La Liberté

La fosse marine des êtres et des valeurs

Louis Ruffieux

Publié le 21.04.2015

Temps de lecture estimé : 2 minutes

A Luxembourg, les ministres européens des Affaires étrangères ont respecté hier une minute de silence en mémoire des centaines de victimes du naufrage qui a eu lieu ce week-end au large de la Libye. Mais c’est surtout du bruit et de l’action que requièrent, en urgence, les tragédies méditerranéennes à répétition. Hier encore, l’Organisation internationale pour les migrations annonçait un autre naufrage, et donc des centaines de nouvelles victimes potentielles.

La guerre en Syrie, les impasses libyennes et les furieuses croisades des organisations islamistes terroristes ne laissent guère l’espoir d’une embellie prochaine sur le front des migrations clandestines. Des réseaux mafieux de passeurs s’enrichissent en faisant miroiter à des milliers de miséreux un avenir européen radieux; celles et ceux qui échappent au cimetière marin débarquent dans une Italie submergée et terriblement seule face à la vague humaine. L’Union européenne n’a jusqu’ici pas été capable de développer une politique commune sur cette question délicate et peu porteuse électoralement parlant.

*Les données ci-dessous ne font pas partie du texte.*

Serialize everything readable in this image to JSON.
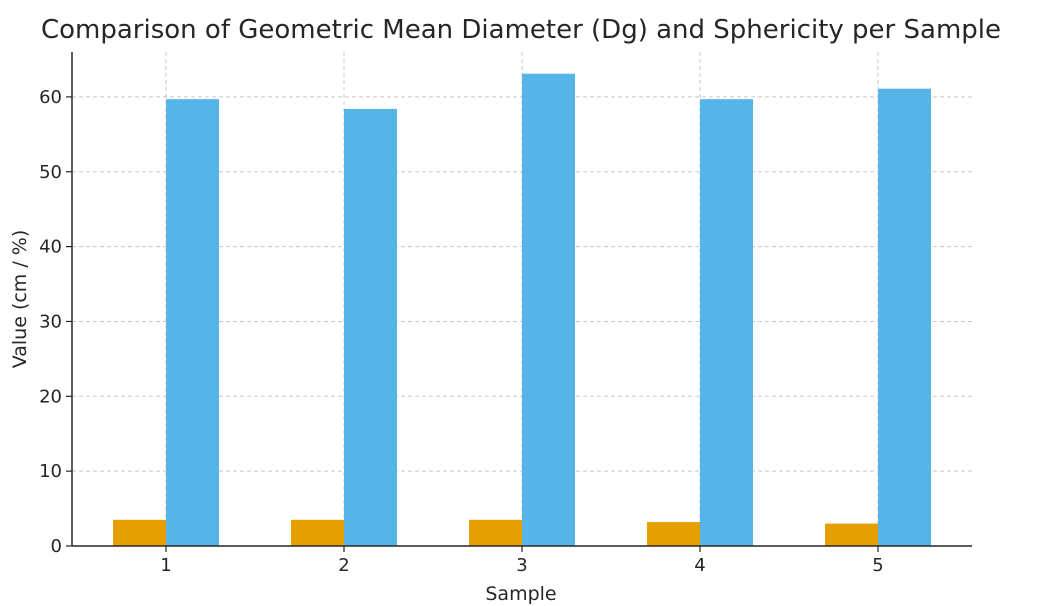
{
  "chart_data": {
    "type": "bar",
    "title": "Comparison of Geometric Mean Diameter (Dg) and Sphericity per Sample",
    "xlabel": "Sample",
    "ylabel": "Value (cm / %)",
    "categories": [
      "1",
      "2",
      "3",
      "4",
      "5"
    ],
    "series": [
      {
        "color": "#E69F00",
        "values": [
          3.5,
          3.5,
          3.5,
          3.2,
          3.0
        ]
      },
      {
        "color": "#56B4E9",
        "values": [
          59.7,
          58.4,
          63.1,
          59.7,
          61.1
        ]
      }
    ],
    "ylim": [
      0,
      66
    ],
    "yticks": [
      "0",
      "10",
      "20",
      "30",
      "40",
      "50",
      "60"
    ],
    "grid": true
  }
}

Même en répartissant mieux les réfugiés, il ne sera pas possible de tous les accueillir. C’est sur place qu’il faudra aussi agir. Et vite, car l’impuissance, voire l’indifférence officielle qui ont prévalu jusqu’ici à Bruxelles n’apaisent pas l’hostilité croissante à l’égard des migrants. Au contraire, ce rejet, qui se manifeste un peu partout avec virulence, se nourrit du pourrissement de la situation.

Il se dit, sur ces «envahisseurs», des horreurs qui rendent angélique le racisme ordinaire d’un Raspail dans le «Camp des Saints». Sur des sites dits d’information, dans les poubelles des réseaux sociaux, s’écoulent des torrents de haine où l’on cherchera en vain une goutte d’humanité. Fosse commune d’êtres en quête de mieux vivre, la Méditerranée devient aussi la tombe de valeurs, comme la dignité de l’homme, que l’on croyait admises sous nos latitudes. Il faut déchanter: nous régressons.